Yunanistan ile yaşanan gerilimler de iç politikanın olmazsa olmaz bir aracı oldu. İçerde ne zaman başları sıkışsa, Yunanistan ile gerilimi tırmandıracak bir yol bulup halklar arası düşmanlığı körüklemeyi ihmal etmediler.

Hem içeride hem dışarıda yıkım!

Erdoğan ve AKP’si gerçekten Türkiye ve Ortadoğu halklarının iyiliğini isteseydi, ne Türkiye’de işçi ve emekçiler bu kadar sefil duruma düşürülür ne Suriye cehenneme döner ne de İsrail bu kadar küstah davranabilirdi.
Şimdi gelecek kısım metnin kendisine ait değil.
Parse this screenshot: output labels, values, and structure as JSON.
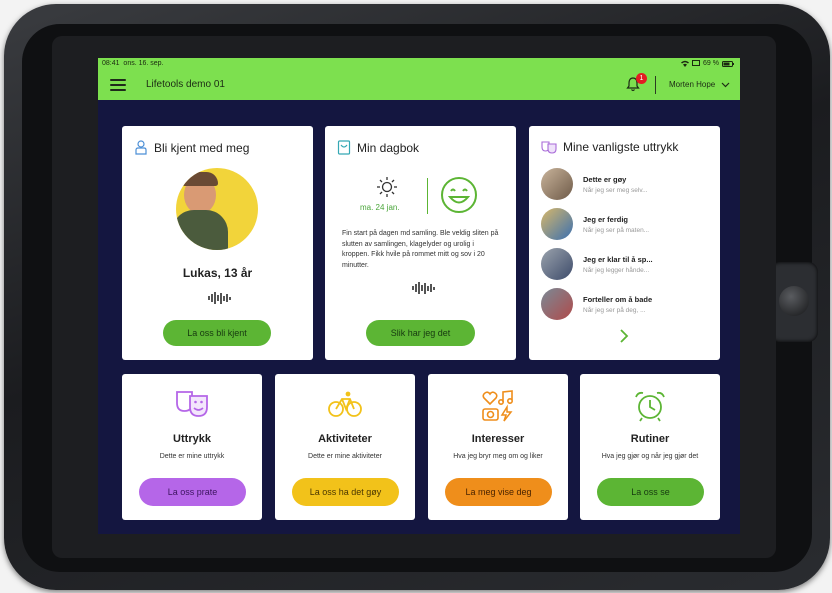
{
  "status": {
    "time": "08:41",
    "date": "ons. 16. sep.",
    "battery": "69 %"
  },
  "header": {
    "title": "Lifetools demo 01",
    "notifications": "1",
    "user": "Morten Hope"
  },
  "about": {
    "title": "Bli kjent med meg",
    "name": "Lukas, 13 år",
    "button": "La oss bli kjent"
  },
  "diary": {
    "title": "Min dagbok",
    "date": "ma. 24 jan.",
    "text": "Fin start på dagen md samling. Ble veldig sliten på slutten av samlingen, klagelyder og urolig i kroppen. Fikk hvile på rommet mitt og sov i 20 minutter.",
    "button": "Slik har jeg det"
  },
  "expressions": {
    "title": "Mine vanligste uttrykk",
    "items": [
      {
        "title": "Dette er gøy",
        "sub": "Når jeg ser meg selv..."
      },
      {
        "title": "Jeg er ferdig",
        "sub": "Når jeg ser på maten..."
      },
      {
        "title": "Jeg er klar til å sp...",
        "sub": "Når jeg legger hånde..."
      },
      {
        "title": "Forteller om å bade",
        "sub": "Når jeg ser på deg, ..."
      }
    ]
  },
  "tiles": [
    {
      "title": "Uttrykk",
      "sub": "Dette er mine uttrykk",
      "button": "La oss prate",
      "color": "#b566e8",
      "icon": "masks-icon"
    },
    {
      "title": "Aktiviteter",
      "sub": "Dette er mine aktiviteter",
      "button": "La oss ha det gøy",
      "color": "#f2c21a",
      "icon": "bicycle-icon"
    },
    {
      "title": "Interesser",
      "sub": "Hva jeg bryr meg om og liker",
      "button": "La meg vise deg",
      "color": "#ef8e1b",
      "icon": "interests-icon"
    },
    {
      "title": "Rutiner",
      "sub": "Hva jeg gjør og når jeg gjør det",
      "button": "La oss se",
      "color": "#5cb534",
      "icon": "alarm-clock-icon"
    }
  ]
}
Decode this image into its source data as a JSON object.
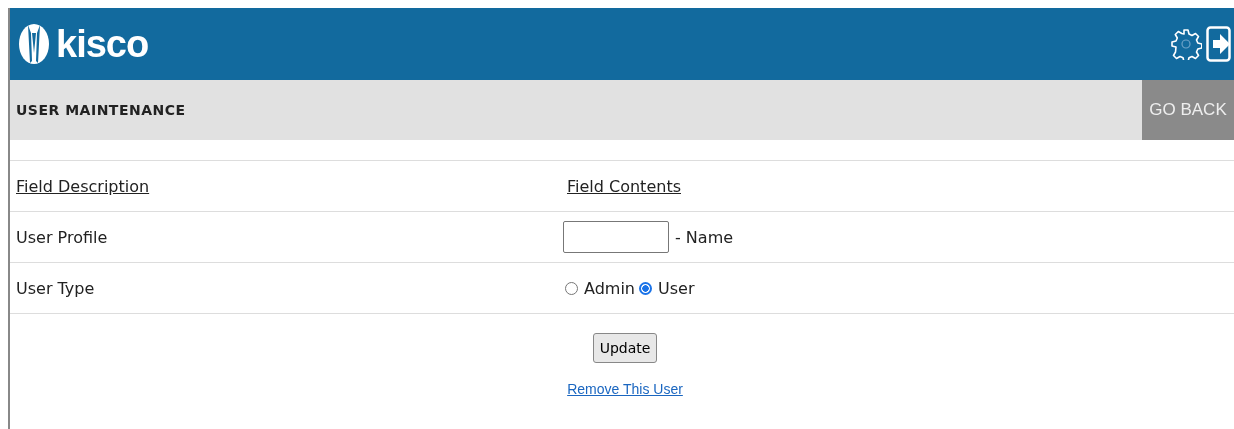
{
  "header": {
    "logo_text": "kisco"
  },
  "title_bar": {
    "title": "USER MAINTENANCE",
    "back_button": "GO BACK"
  },
  "table": {
    "columns": [
      "Field Description",
      "Field Contents"
    ],
    "rows": [
      {
        "kind": "text_input",
        "label": "User Profile",
        "suffix": "- Name"
      },
      {
        "kind": "radio",
        "label": "User Type",
        "options": [
          {
            "label": "Admin",
            "selected": false
          },
          {
            "label": "User",
            "selected": true
          }
        ]
      }
    ]
  },
  "actions": {
    "button": "Update",
    "link": "Remove This User"
  }
}
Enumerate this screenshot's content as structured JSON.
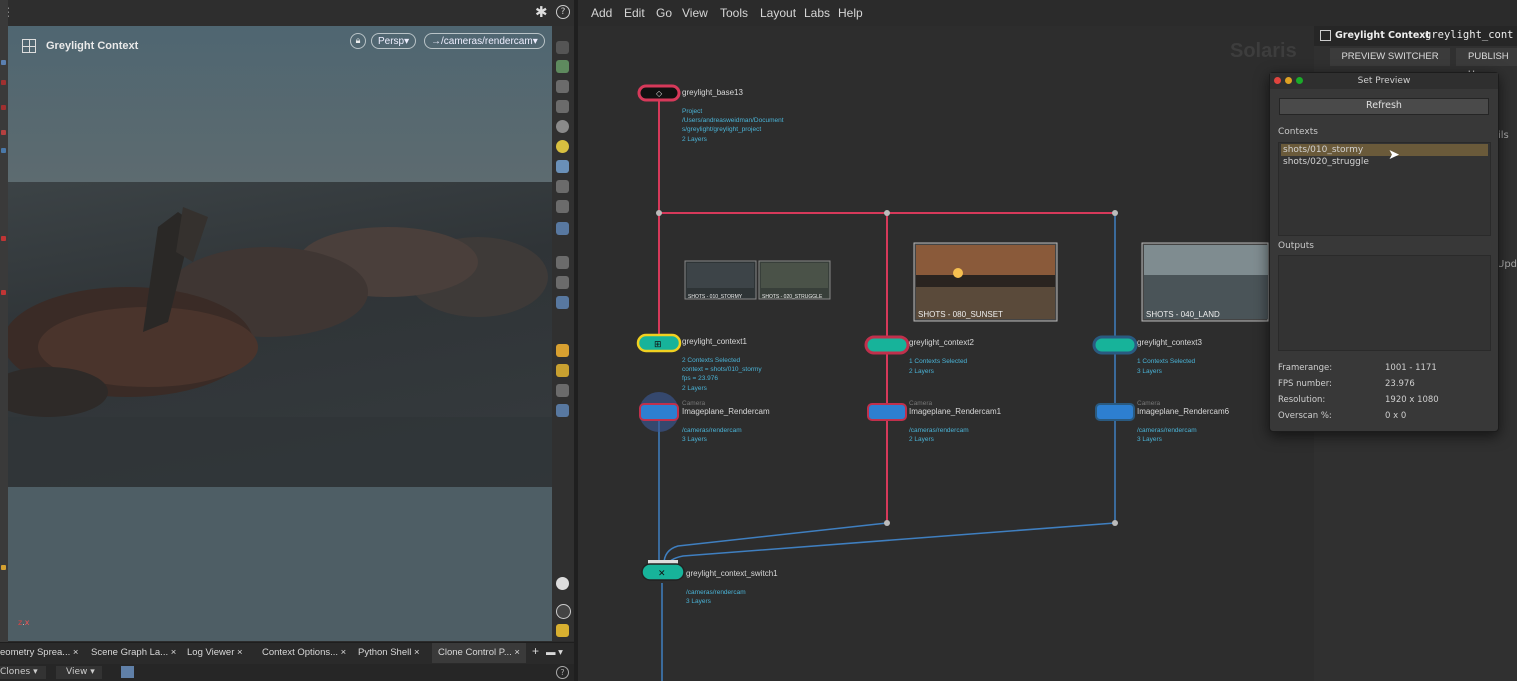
{
  "viewport": {
    "title": "Greylight Context",
    "camera_mode": "Persp",
    "camera_path": "→/cameras/rendercam"
  },
  "network_menu": [
    "Add",
    "Edit",
    "Go",
    "View",
    "Tools",
    "Layout",
    "Labs",
    "Help"
  ],
  "pane_tabs": [
    "eometry Sprea...",
    "Scene Graph La...",
    "Log Viewer",
    "Context Options...",
    "Python Shell",
    "Clone Control P..."
  ],
  "pane_bar": {
    "left_menu": "Clones",
    "view_menu": "View"
  },
  "right_pane": {
    "watermark": "Solaris",
    "header_title": "Greylight Context",
    "header_value": "greylight_cont",
    "buttons": [
      "PREVIEW SWITCHER",
      "PUBLISH H"
    ],
    "side_fragments": [
      "ils",
      "Upd"
    ]
  },
  "set_preview": {
    "title": "Set Preview",
    "refresh_label": "Refresh",
    "contexts_label": "Contexts",
    "contexts": [
      "shots/010_stormy",
      "shots/020_struggle"
    ],
    "selected_context": 0,
    "outputs_label": "Outputs",
    "props": [
      {
        "label": "Framerange:",
        "value": "1001 - 1171"
      },
      {
        "label": "FPS number:",
        "value": "23.976"
      },
      {
        "label": "Resolution:",
        "value": "1920 x 1080"
      },
      {
        "label": "Overscan %:",
        "value": "0 x 0"
      }
    ]
  },
  "nodes": {
    "base": {
      "name": "greylight_base13",
      "sub": [
        "Project",
        "/Users/andreasweidman/Document",
        "s/greylight/greylight_project",
        "2 Layers"
      ]
    },
    "context1": {
      "name": "greylight_context1",
      "sub": [
        "2 Contexts Selected",
        "context = shots/010_stormy",
        "fps = 23.976",
        "2 Layers"
      ]
    },
    "context2": {
      "name": "greylight_context2",
      "sub": [
        "1 Contexts Selected",
        "2 Layers"
      ]
    },
    "context3": {
      "name": "greylight_context3",
      "sub": [
        "1 Contexts Selected",
        "3 Layers"
      ]
    },
    "cam1": {
      "name": "Imageplane_Rendercam",
      "type": "Camera",
      "sub": [
        "/cameras/rendercam",
        "3 Layers"
      ]
    },
    "cam2": {
      "name": "Imageplane_Rendercam1",
      "type": "Camera",
      "sub": [
        "/cameras/rendercam",
        "2 Layers"
      ]
    },
    "cam3": {
      "name": "Imageplane_Rendercam6",
      "type": "Camera",
      "sub": [
        "/cameras/rendercam",
        "3 Layers"
      ]
    },
    "switch": {
      "name": "greylight_context_switch1",
      "sub": [
        "/cameras/rendercam",
        "3 Layers"
      ]
    }
  },
  "thumbnails": [
    {
      "caption": "SHOTS - 010_STORMY"
    },
    {
      "caption": "SHOTS - 020_STRUGGLE"
    },
    {
      "caption": "SHOTS - 080_SUNSET"
    },
    {
      "caption": "SHOTS - 040_LAND"
    }
  ],
  "colors": {
    "wire_red": "#d6395a",
    "wire_blue": "#3f7fc0",
    "node_teal": "#17b39a",
    "highlight": "#6a5a3a"
  }
}
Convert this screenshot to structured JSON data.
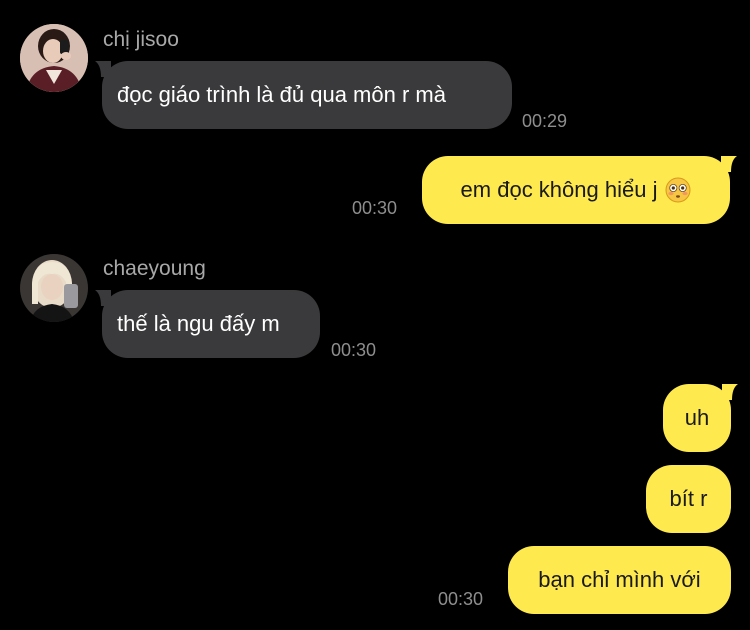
{
  "messages": [
    {
      "sender": "chị jisoo",
      "text": "đọc giáo trình là đủ qua môn r mà",
      "time": "00:29",
      "direction": "incoming",
      "avatar_icon": "avatar-jisoo-photo"
    },
    {
      "text": "em đọc không hiểu j",
      "emoji": "flushed-face-emoji",
      "time": "00:30",
      "direction": "outgoing"
    },
    {
      "sender": "chaeyoung",
      "text": "thế là ngu đấy m",
      "time": "00:30",
      "direction": "incoming",
      "avatar_icon": "avatar-chaeyoung-photo"
    },
    {
      "text": "uh",
      "direction": "outgoing"
    },
    {
      "text": "bít r",
      "direction": "outgoing"
    },
    {
      "text": "bạn chỉ mình với",
      "time": "00:30",
      "direction": "outgoing"
    }
  ],
  "colors": {
    "background": "#000000",
    "incoming_bubble": "#3a3a3c",
    "outgoing_bubble": "#fee94e",
    "sender_name": "#a8a8a8",
    "timestamp": "#8e8e8e"
  }
}
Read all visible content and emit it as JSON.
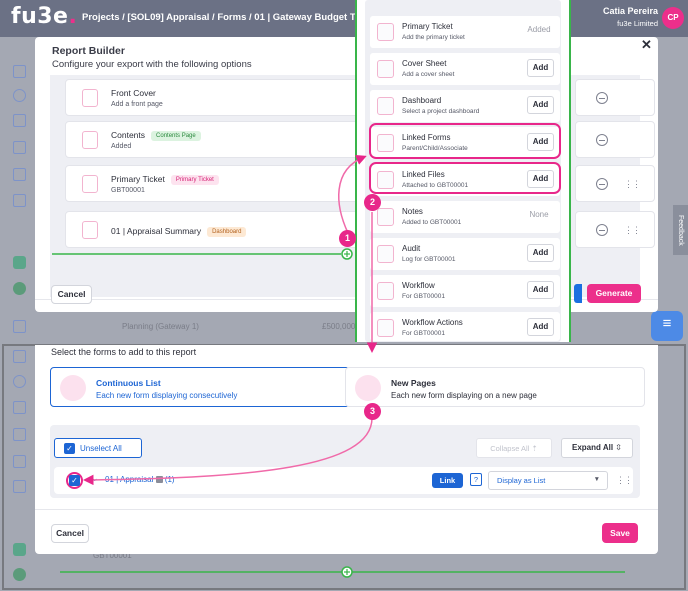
{
  "app": {
    "logo_main": "fu3e",
    "logo_dot": ".",
    "breadcrumb": "Projects / [SOL09] Appraisal / Forms / 01 | Gateway Budget Tracker /",
    "user_name": "Catia Pereira",
    "user_org": "fu3e Limited",
    "user_initials": "CP",
    "feedback_label": "Feedback"
  },
  "background": {
    "planning_label": "Planning (Gateway 1)",
    "planning_amount": "£500,000",
    "gbt_ref": "GBT00001"
  },
  "report_builder": {
    "title": "Report Builder",
    "subtitle": "Configure your export with the following options",
    "close_symbol": "✕",
    "items": [
      {
        "name": "Front Cover",
        "sub": "Add a front page",
        "tag": ""
      },
      {
        "name": "Contents",
        "sub": "Added",
        "tag": "Contents Page"
      },
      {
        "name": "Primary Ticket",
        "sub": "GBT00001",
        "tag": "Primary Ticket"
      },
      {
        "name": "01 | Appraisal Summary",
        "sub": "",
        "tag": "Dashboard"
      }
    ],
    "cancel_label": "Cancel",
    "generate_label": "Generate"
  },
  "add_panel": {
    "items": [
      {
        "name": "Primary Ticket",
        "sub": "Add the primary ticket",
        "action": "Added"
      },
      {
        "name": "Cover Sheet",
        "sub": "Add a cover sheet",
        "action": "Add"
      },
      {
        "name": "Dashboard",
        "sub": "Select a project dashboard",
        "action": "Add"
      },
      {
        "name": "Linked Forms",
        "sub": "Parent/Child/Associate",
        "action": "Add"
      },
      {
        "name": "Linked Files",
        "sub": "Attached to GBT00001",
        "action": "Add"
      },
      {
        "name": "Notes",
        "sub": "Added to GBT00001",
        "action": "None"
      },
      {
        "name": "Audit",
        "sub": "Log for GBT00001",
        "action": "Add"
      },
      {
        "name": "Workflow",
        "sub": "For GBT00001",
        "action": "Add"
      },
      {
        "name": "Workflow Actions",
        "sub": "For GBT00001",
        "action": "Add"
      }
    ]
  },
  "select_forms": {
    "title": "Select the forms to add to this report",
    "options": [
      {
        "name": "Continuous List",
        "sub": "Each new form displaying consecutively"
      },
      {
        "name": "New Pages",
        "sub": "Each new form displaying on a new page"
      }
    ],
    "unselect_all_label": "Unselect All",
    "collapse_all_label": "Collapse All",
    "expand_all_label": "Expand All",
    "form_name": "01 | Appraisal",
    "form_count": "(1)",
    "link_label": "Link",
    "help_symbol": "?",
    "display_value": "Display as List",
    "cancel_label": "Cancel",
    "save_label": "Save"
  },
  "annotations": [
    "1",
    "2",
    "3"
  ],
  "colors": {
    "brand_pink": "#ec2f8b",
    "highlight": "#e8278a",
    "primary_blue": "#1d65d4",
    "topbar": "#6b7185",
    "guide_green": "#39b54a"
  }
}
Ancak AKP halkların değil sermaye sınıfının temsilcisidir. Hem iç hem dış politikasını temsil ettiği bu sömürücü sınıfın çıkarlarına göre belirledi ve uyguladı. Elbette AKP’nin yiyici takımı da sömürü ve yağmadan payını alarak dolar milyarderi oldu.

20 yılın ardından iç politikada olduğu gibi dış politikada da tam bir iflas yaşanıyor. Tayyip Erdoğan dün hakaret edip küfür savurduğu kişilerle barışmaya çalışıyor. Saraydan beslenen medyaya bakılırsa o hâlâ “Ortadoğu, hatta dünya lideri”. Oysa Körfez krallarının önünde diz çöküp para dileniyor. Sadece Ortadoğu’nun değil Türkiye’nin de çok daha berbat bir hale gelmesinde bu saldırgan ve yayılmacı dış politikanın büyük bir rolü oldu.

Erdoğan AKP’sinin dış politikası Suriye’de, Irak’ta, Libya’da Yemen’de yaşanan yıkıcı savaşların tümünde uğursuz bir rol oynadı. Son yıllarda “Amerika zayıflıyor, bölgede boşluk var, yağmadan biz de pay alalım” üzerine inşa edilen saldırgan politikanın Türkiye işçi ve emekçilerinin sefalete itilmesinde de önemli bir rolü olmuştur. Meydanlarda ABD’ye meydan okuyup sözde Rusya’ya yanaşma görüntüsüyle amaçlanan ise, kendisini ABD emperyalizmine daha pahalıya pazarlamaktır.

İşçi sınıfı hem Ortadoğu halklarına acılar yaşatan hem kendisini sefalete sürükleyen sermayenin AKP düzeninden hesap sormak için mücadeleyi yükseltmelidir.